We know that juries cannot always be trusted to deem certain matters irrelevant because juries are subject to passions and prejudices that can override rational thought and a solid application of law and fact. Given that, it seems appropriate to exclude these matters from trial as a matter of law. The problem I’m having is deciding how that logic does not lead to a condemnation of juries generally.
Perhaps the answer is that it is not proper to draw conclusions from the specific to the general. In other words, just because is jury is likely to be incompetent at one specific thing does not mean a jury is generally incompetent at all things.
I’ll thow this in, too: in addition to my statistical evidence, I have my professional opinion. I want to tell the jury I have been prosecuting for 40 years, and also briefly served as a judge. It is my opinion that never in all my years practicing I have never seen a more open and shut case, or a more guilty client. Furthermore, I want it expressly included in the jury charge that they are allowed to consider my opinion in deliberation, and if they wish, convict solely based upon it.
Because that would exclude what I see to be a reasonable middle: juries should hear relevant facts that were collected in a lawful manner. Whether juries are good isn’t a binary equation, it is a balancing act between many competing interests: justice, limits on state power, fairness to defendants, and so on. What juries should get to see isn’t a scientific calculation as this Landsburg fellow seems to imply, it’s probably more of an ethical judgment of weighing multiple principles to come to what is really a political compromise on what roles juries should and should not fill.
I think one must distinguish between deficiencies in an agency (like juries) and deficiencies in human nature. Of course people can be swayed by passions – that’s part of human nature. But it is possible to insulate an agency to a limited extent from certain human failings. We don’t put the power to prosecute and to judge in the hands of one person, for example, we also divide the power of government into separate branches.
So we can say with a straight face that a legislature generally does a decent job at their responsibilities, but we wouldn’t want to invest all governmental power in a legislature.

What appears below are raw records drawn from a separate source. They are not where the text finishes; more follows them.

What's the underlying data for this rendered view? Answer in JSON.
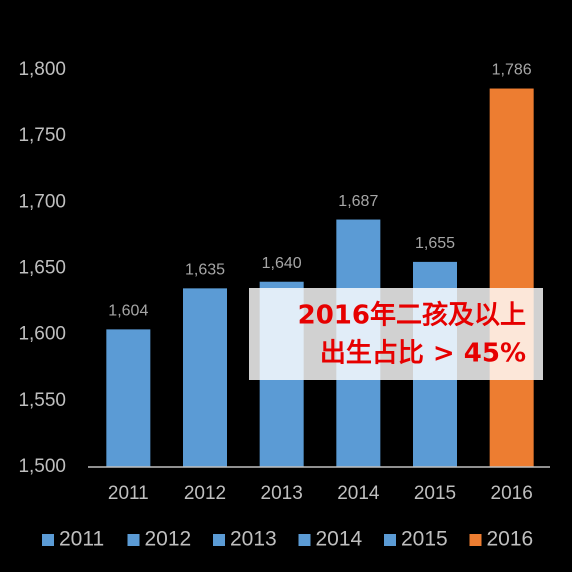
{
  "chart_data": {
    "type": "bar",
    "categories": [
      "2011",
      "2012",
      "2013",
      "2014",
      "2015",
      "2016"
    ],
    "values": [
      1604,
      1635,
      1640,
      1687,
      1655,
      1786
    ],
    "value_labels": [
      "1,604",
      "1,635",
      "1,640",
      "1,687",
      "1,655",
      "1,786"
    ],
    "colors": [
      "#5b9bd5",
      "#5b9bd5",
      "#5b9bd5",
      "#5b9bd5",
      "#5b9bd5",
      "#ed7d31"
    ],
    "ylim": [
      1500,
      1800
    ],
    "yticks": [
      {
        "value": 1500,
        "label": "1,500"
      },
      {
        "value": 1550,
        "label": "1,550"
      },
      {
        "value": 1600,
        "label": "1,600"
      },
      {
        "value": 1650,
        "label": "1,650"
      },
      {
        "value": 1700,
        "label": "1,700"
      },
      {
        "value": 1750,
        "label": "1,750"
      },
      {
        "value": 1800,
        "label": "1,800"
      }
    ],
    "annotation": [
      "2016年二孩及以上",
      "出生占比 > 45%"
    ],
    "legend": "bottom"
  }
}
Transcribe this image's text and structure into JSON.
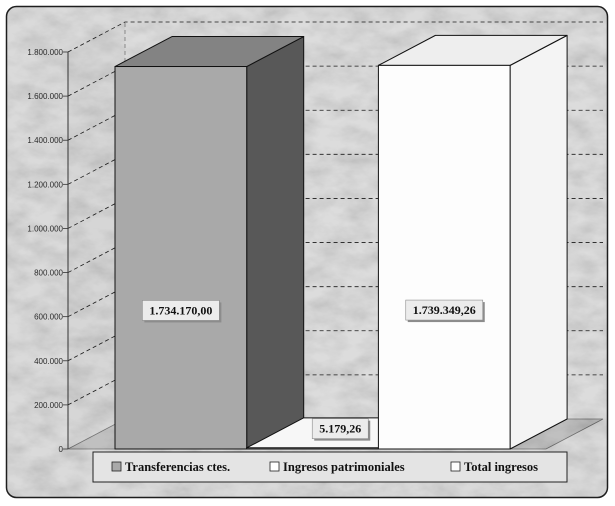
{
  "chart_data": {
    "type": "bar",
    "three_d": true,
    "grid": true,
    "legend": "bottom",
    "ylim": [
      0,
      1800000
    ],
    "y_ticks": [
      0,
      200000,
      400000,
      600000,
      800000,
      1000000,
      1200000,
      1400000,
      1600000,
      1800000
    ],
    "y_tick_labels": [
      "0",
      "200.000",
      "400.000",
      "600.000",
      "800.000",
      "1.000.000",
      "1.200.000",
      "1.400.000",
      "1.600.000",
      "1.800.000"
    ],
    "series": [
      {
        "name": "Transferencias ctes.",
        "values": [
          1734170.0
        ],
        "data_labels": [
          "1.734.170,00"
        ],
        "color": "#a9a9a9",
        "side_color": "#585858",
        "top_color": "#838383"
      },
      {
        "name": "Ingresos patrimoniales",
        "values": [
          5179.26
        ],
        "data_labels": [
          "5.179,26"
        ],
        "color": "#ffffff",
        "side_color": "#f2f2f2",
        "top_color": "#f7f7f7"
      },
      {
        "name": "Total ingresos",
        "values": [
          1739349.26
        ],
        "data_labels": [
          "1.739.349,26"
        ],
        "color": "#fdfdfd",
        "side_color": "#f4f4f4",
        "top_color": "#eeeeee"
      }
    ]
  }
}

That doesn’t mean in my book that legislatures are not to be trusted nor are they incompetent – also I suppose some may see it that way – but they are limited in their purpose for a reason. I think this example is pretty reasonably extended to juries, though the purpose is slightly different.

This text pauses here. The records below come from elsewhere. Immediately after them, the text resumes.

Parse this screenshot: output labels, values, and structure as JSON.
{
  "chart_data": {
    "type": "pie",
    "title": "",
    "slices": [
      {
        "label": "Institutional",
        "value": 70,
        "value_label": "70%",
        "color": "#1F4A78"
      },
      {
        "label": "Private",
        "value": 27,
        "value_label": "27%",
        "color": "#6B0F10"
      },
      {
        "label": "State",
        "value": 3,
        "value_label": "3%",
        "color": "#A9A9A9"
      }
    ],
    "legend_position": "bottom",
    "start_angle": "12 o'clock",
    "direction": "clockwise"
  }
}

Why not? Why not that, and then admit DNA evidence which works on essentially the SAME principle of statistical likelihood?
Doesn’t that factor into the probability of various witness claims and how likely the jury is to actually convict an innocent person and or release a guilty one?

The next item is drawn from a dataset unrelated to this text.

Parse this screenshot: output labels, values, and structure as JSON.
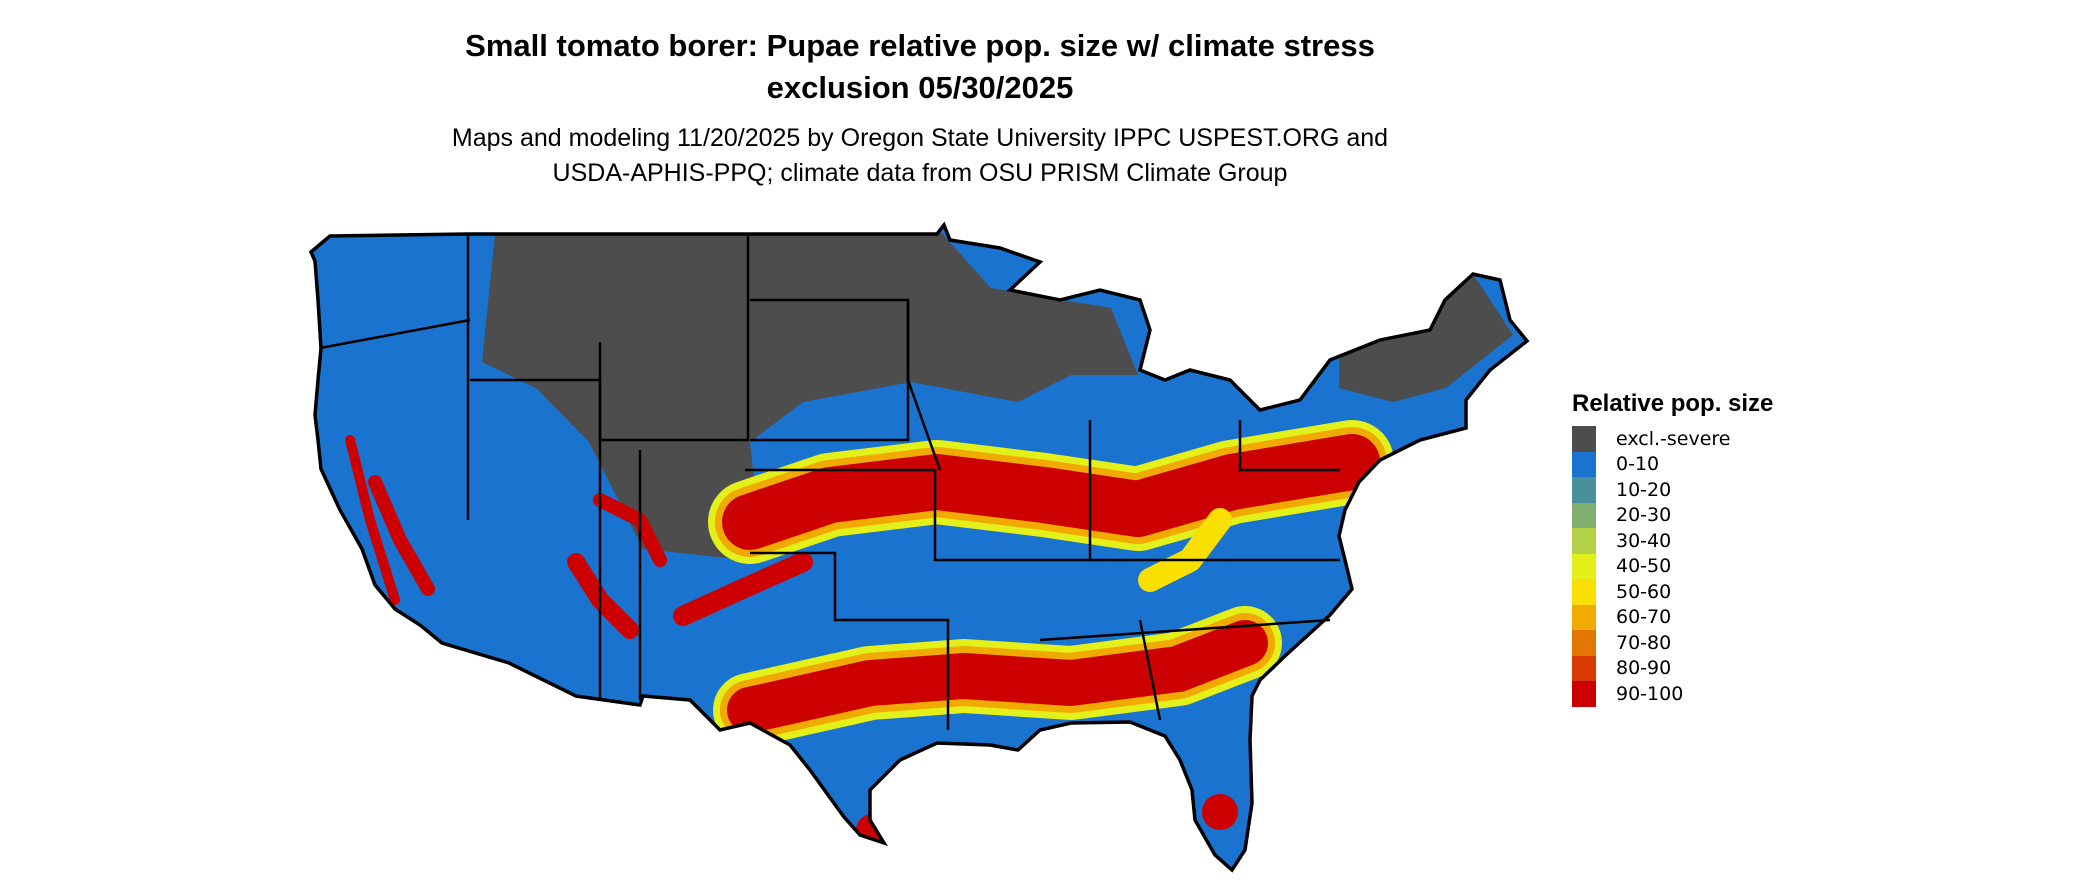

Or take it another way: we have pretty good reason to think that you don’t NEED to present that statistical evidence. The jury ALREADY internalizes it and that, in fact, explains why juries seem far more willing to convict African Americans for the same crimes as they are whites? Isn’t that a pretty darn big strike against juries, by your own logic?
Again, lets put me on a jury. I come in and find that the defense attorney is Alan Dersowitz, who is renowned for defending what are generally obviously guilty clients. Why is THIS information essentially part of the trial, while other information is not?
You keep raising examples in which you imagine some prejudicial information being allowed in without addressing the complete picture: that this one piece is not the ONLY piece allowed in.
My point is that there is a lot of prejudicial information allowed in no matter what, but that by and large its going to be arbitrarily biased one way or another. So you are getting the worst of both worlds anyway.
And how would this shorten anything? The cost would simply be passed on to the client, and rich clients would be even MORE at an advantage over poor clients. And what do you do about indigent defendants?
Explain how this would make the system work better, please?